PEMBUKTIAN ILMIAH DALAM PENANGANAN LAKA LANTAS

Tidak dapat kita pungkiri, perkembangan peradaban telah membawa perubahan besar terhadap kehidupan manusia. Demikian pula dengan perkembangan lalu lintas jalan raya, dimana setiap tahunnya pertumbuhan jumlah kendaraan semakin meningkat. Kemunculan berbagai jenis produk kendaraan dengan segala fasilitas dan desain yang memberikan kenyamanan bagi pengendaranya semakin hari semakin meningkat.
Salah satu permasalahan yang muncul dari perkembangan jumlah kendaraan ini adalah meningkatnya angka kecelakaan lalu lintas. Kecelakaan lalu lintas merupakan permasalahan global yang sejak tahun 2004 telah menjadi salah satu fokus utama dalam Sidang Umum PBB. Hal ini bisa dipahami, mengingat kecelakaan merupakan penyebab utama kematian khususnya pada negara-negara berkembang termasuk Indonesia.

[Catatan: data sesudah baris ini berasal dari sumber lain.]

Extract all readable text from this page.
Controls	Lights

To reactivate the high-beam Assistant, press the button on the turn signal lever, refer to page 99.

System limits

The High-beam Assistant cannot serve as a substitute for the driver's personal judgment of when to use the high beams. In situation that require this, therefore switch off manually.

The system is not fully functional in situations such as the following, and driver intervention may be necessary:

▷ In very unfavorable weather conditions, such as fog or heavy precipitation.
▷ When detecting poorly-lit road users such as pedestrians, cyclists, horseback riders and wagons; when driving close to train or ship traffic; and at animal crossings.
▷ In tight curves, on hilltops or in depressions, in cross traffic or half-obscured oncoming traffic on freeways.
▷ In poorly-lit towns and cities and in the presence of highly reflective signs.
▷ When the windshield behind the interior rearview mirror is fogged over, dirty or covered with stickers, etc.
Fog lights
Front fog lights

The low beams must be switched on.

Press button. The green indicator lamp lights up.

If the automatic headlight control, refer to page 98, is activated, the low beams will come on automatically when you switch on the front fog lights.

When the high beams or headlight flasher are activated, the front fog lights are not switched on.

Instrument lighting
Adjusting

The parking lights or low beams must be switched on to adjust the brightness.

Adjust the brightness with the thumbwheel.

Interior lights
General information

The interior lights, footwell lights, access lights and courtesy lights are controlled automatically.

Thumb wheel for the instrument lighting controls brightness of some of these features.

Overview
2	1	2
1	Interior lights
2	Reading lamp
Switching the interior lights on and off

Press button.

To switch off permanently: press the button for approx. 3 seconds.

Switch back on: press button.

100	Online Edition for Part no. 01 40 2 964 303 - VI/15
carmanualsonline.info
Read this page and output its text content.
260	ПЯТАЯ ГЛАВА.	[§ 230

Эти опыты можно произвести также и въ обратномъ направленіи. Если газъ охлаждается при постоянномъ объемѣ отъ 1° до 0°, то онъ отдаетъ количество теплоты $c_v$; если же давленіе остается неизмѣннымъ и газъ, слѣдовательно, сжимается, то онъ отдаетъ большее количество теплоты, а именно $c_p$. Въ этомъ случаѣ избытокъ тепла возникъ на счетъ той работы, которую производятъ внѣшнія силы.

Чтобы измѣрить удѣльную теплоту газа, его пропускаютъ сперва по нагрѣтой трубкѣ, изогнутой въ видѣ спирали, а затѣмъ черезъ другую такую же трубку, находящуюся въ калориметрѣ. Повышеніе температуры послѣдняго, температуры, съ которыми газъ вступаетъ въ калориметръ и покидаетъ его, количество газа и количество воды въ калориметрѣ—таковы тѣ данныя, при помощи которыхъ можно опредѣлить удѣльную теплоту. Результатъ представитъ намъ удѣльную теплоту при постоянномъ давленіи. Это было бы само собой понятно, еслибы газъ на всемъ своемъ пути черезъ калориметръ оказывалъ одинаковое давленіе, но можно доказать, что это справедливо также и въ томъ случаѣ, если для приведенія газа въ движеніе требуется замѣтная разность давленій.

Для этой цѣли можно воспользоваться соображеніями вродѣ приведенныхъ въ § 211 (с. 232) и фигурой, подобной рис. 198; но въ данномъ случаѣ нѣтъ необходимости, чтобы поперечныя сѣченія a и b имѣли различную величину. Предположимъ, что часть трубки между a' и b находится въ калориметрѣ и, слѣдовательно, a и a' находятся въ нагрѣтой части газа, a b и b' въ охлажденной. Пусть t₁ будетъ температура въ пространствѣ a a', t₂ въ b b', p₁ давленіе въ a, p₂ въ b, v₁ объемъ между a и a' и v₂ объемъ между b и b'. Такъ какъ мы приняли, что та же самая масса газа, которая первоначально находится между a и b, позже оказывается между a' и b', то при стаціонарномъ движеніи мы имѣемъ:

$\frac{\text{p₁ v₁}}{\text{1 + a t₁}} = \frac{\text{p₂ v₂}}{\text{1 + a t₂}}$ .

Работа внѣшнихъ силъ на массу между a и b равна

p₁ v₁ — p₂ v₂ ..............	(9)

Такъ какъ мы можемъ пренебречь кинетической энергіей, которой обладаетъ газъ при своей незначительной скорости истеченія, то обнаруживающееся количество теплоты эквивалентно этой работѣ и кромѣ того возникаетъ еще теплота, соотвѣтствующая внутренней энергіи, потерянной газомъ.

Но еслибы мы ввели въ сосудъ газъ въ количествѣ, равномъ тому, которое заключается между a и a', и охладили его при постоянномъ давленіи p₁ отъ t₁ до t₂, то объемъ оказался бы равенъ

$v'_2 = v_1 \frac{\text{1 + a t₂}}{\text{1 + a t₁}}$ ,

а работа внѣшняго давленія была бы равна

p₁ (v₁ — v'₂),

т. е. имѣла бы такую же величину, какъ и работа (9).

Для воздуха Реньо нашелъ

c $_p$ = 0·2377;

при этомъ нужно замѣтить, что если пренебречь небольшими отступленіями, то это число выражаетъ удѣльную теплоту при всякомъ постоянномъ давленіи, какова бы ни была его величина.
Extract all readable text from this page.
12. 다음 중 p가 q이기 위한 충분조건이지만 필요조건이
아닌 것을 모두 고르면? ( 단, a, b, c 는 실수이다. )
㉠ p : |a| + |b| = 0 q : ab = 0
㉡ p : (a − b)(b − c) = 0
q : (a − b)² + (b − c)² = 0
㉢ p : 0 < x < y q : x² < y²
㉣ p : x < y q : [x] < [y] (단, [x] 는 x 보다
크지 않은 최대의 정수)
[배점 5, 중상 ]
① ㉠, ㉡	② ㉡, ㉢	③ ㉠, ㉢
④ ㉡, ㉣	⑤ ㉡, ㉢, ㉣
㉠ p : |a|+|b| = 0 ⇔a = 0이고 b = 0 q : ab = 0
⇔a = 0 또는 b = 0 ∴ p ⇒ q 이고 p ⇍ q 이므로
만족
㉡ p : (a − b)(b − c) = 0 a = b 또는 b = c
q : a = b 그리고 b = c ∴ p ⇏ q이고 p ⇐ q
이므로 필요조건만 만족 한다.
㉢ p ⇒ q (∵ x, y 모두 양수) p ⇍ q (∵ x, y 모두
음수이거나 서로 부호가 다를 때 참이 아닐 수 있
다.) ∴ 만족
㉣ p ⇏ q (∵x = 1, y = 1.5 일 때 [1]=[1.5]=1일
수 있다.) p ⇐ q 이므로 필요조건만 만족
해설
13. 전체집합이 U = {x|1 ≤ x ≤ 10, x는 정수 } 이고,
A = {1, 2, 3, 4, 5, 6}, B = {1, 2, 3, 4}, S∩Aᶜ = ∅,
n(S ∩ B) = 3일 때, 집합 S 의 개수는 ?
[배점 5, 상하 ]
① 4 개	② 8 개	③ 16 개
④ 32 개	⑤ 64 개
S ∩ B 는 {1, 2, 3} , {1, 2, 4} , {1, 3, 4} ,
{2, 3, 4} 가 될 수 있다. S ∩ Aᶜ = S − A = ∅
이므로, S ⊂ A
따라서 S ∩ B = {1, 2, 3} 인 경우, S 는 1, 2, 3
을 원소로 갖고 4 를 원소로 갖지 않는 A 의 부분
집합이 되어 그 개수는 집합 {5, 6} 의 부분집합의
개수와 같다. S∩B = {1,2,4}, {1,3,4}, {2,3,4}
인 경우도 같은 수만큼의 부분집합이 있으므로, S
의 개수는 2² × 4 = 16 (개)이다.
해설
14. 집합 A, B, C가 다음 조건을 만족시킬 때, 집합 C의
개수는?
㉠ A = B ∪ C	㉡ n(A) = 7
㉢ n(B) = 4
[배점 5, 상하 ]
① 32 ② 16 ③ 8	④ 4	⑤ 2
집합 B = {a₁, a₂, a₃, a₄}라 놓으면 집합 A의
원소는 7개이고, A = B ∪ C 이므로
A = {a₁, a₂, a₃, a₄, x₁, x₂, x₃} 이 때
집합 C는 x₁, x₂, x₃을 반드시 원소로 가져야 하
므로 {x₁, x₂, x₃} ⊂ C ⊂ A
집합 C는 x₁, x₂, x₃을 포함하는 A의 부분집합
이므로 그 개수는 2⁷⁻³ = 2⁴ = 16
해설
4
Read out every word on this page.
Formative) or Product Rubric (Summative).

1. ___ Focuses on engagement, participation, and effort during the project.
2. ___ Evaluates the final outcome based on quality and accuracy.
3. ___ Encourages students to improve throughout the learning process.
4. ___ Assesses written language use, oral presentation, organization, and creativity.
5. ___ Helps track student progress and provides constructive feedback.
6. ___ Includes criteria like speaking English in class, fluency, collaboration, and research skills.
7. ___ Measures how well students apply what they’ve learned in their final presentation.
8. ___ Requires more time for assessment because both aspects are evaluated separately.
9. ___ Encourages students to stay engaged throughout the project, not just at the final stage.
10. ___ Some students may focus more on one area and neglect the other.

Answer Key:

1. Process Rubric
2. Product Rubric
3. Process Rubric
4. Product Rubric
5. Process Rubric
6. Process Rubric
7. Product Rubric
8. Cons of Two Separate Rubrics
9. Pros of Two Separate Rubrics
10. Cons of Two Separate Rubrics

Indonesia saat ini memiliki UU No 22 Tahun 2009 tentang Lalu Lintas dan Angkutan Jalan yang menjadi payung hukum pelaksanaan tugas pokok Kepolisian dibidang lalu lintas. Kecelakaan dalam perundang-undangan diartikan sebagai peristiwa dijalan yang tidak diduga dan tidak disengaja melibatkan kendaraan dengan atau tanpa Pengguna Jalan lain yang mengakibatkan korban manusia dan/atau kerugian harta benda. Dalam peraturan tersebut, diatur pula mengenai akibat hukum serta sanksi yang mengancam bagi pengemudi yang lalai dalam mengendarai atau mengemudikan kendaraan.
Sebagai salah satu penyumbang angka kematian terbesar, sudah selayaknya permasalahan kecelakaan ini menjadi perhatian bersama dari institusi dan lembaga terkait. Sebagian besar dari masyarakat kita seringkali mengabaikan permasalahan keselamatan berlalu lintas ini, mulai dari rendahnya kesadaran dalam keselamatan berlalu lintas, pelanggaran terhadap aturan berlalu lintas, hingga permasalahan buruknya kondsi jalan yang seringkali memicu terjadinya kecelakaan lalu lintas (laka lantas).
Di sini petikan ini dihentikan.